Ohio Schools Get a Roadmap for Responsible AI as July 1 Policy Deadline Nears

Ohio districts face a July 1 deadline to adopt AI policies, guided by a state model for safe classroom use. Leaders get steps to vet tools, train staff, and protect integrity.

Categorized in: AI News Education
Published on: Jan 07, 2026
Ohio Schools Get a Roadmap for Responsible AI as July 1 Policy Deadline Nears

Ohio's Model AI Policy: What School Leaders Need to Do Before July 1

Ohio districts must adopt a formal AI policy by July 1 under House Bill 96. To help, the Ohio Department of Education and Workforce (ODEW) released a model policy to guide safe, effective classroom use of AI. The goal is simple: improve instruction while protecting academic integrity and student safety.

As ODEW Director Stephen D. Dackin put it, schools can use AI to strengthen learning-but they must do it responsibly and with guardrails. The model policy gives leaders and teachers clear direction to make that real.

What the Model Policy Covers

  • How to integrate AI into curriculum without replacing essential learning
  • How to evaluate third-party tools for privacy, safety, access, and effectiveness
  • How to align AI use with existing policies on bullying, academic integrity, data privacy, and procurement

It's built with input from Ohio's AI in Education Coalition-educators, businesses, nonprofits, and state leaders. It also builds on ODEW's AI Toolkit released in early 2024.

About the ODEW AI Toolkit

The toolkit gives educators a practical starting point: what AI is, how it works, and examples of tools to explore. It includes classroom activities, hands-on challenges, and a 10-week project-based course. The resource also addresses ethics, bias, and responsible use-useful for staff training and student-facing lessons.

Jon Husted, then Ohio's lieutenant governor, was involved in creating the toolkit, highlighting the need for students to understand AI before entering the workforce.

State and National Momentum

In December, Chris Woolard, ODEW's Chief Integration Officer, joined the White House Artificial Intelligence Education Task Force to discuss AI's impact in classrooms with federal officials, educators, and parents. He shared Ohio's approach to implementing AI policies across all public schools and outlined the model policy's structure.

District Action Plan: How to Move Now

  • Form a cross-functional team: Curriculum, IT, legal, student services, and teacher leaders.

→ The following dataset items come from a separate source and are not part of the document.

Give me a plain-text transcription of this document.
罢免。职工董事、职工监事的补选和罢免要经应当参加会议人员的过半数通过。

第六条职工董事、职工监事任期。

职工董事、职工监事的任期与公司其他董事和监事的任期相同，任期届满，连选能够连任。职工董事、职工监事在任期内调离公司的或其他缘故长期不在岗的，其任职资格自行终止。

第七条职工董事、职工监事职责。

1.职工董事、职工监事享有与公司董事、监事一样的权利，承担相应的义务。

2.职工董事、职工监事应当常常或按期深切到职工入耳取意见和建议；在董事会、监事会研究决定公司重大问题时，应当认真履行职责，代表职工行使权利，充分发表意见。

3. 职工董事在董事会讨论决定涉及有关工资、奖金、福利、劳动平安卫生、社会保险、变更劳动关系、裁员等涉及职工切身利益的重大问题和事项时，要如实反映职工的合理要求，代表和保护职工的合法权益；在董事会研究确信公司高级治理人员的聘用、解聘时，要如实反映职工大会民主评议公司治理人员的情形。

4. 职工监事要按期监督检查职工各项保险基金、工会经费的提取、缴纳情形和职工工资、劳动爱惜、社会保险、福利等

Include student and family feedback channels.
  • Adopt the model policy and map it to your existing policies on academic integrity, bullying, privacy (FERPA), and procurement.
  • Create clear classroom guidelines: What's permitted for idea generation, drafting, coding help, or study support-and what isn't.
  • Stand up a vetting process: Review tools for data handling, age-appropriateness, accessibility, and instructional value before classroom use.
  • Train staff: Offer short, recurring PD on prompts, bias, verification, and lesson planning with AI.
  • Communicate with families: Share how AI supports learning, how student data is protected, and how academic honesty is upheld.
  • Measure impact: Track outcomes-engagement, feedback quality, reading/writing progress, and workload relief for teachers.

Quick Rubric for Evaluating AI Tools

  • Privacy & safety: Student data flows, storage, deletion, and COPPA/FERPA compliance
  • Instructional fit: Clear learning outcomes, alignment to standards, teacher oversight
  • Bias & accuracy: Transparent limitations, source citation options, fact-checking workflow
  • Access & equity: Language support, accessibility, offline options, device constraints
  • Cost & procurement: Free vs. paid features, contracts, support, and vendor reliability

Classroom Guardrails to Include

  • Academic integrity: Define acceptable assistance vs. plagiarism. Require students to disclose AI use when appropriate.
  • Verification: Teach students to fact-check outputs and cite sources. Build this into assignments.
  • Teacher control: Use AI to support lesson planning, differentiation, and feedback-not replace core instruction.
  • Digital citizenship: Address bias, fairness, and respectful conduct in AI-enabled spaces.

Helpful Resources

Professional Learning for Your Team

If your district is building PD around AI use, consider curated training to speed up staff readiness. You can explore role-based AI courses here: AI courses by job.

The bottom line: adopt the policy, train your people, and keep students at the center. With clear rules and steady practice, AI can enhance instruction while protecting integrity and privacy.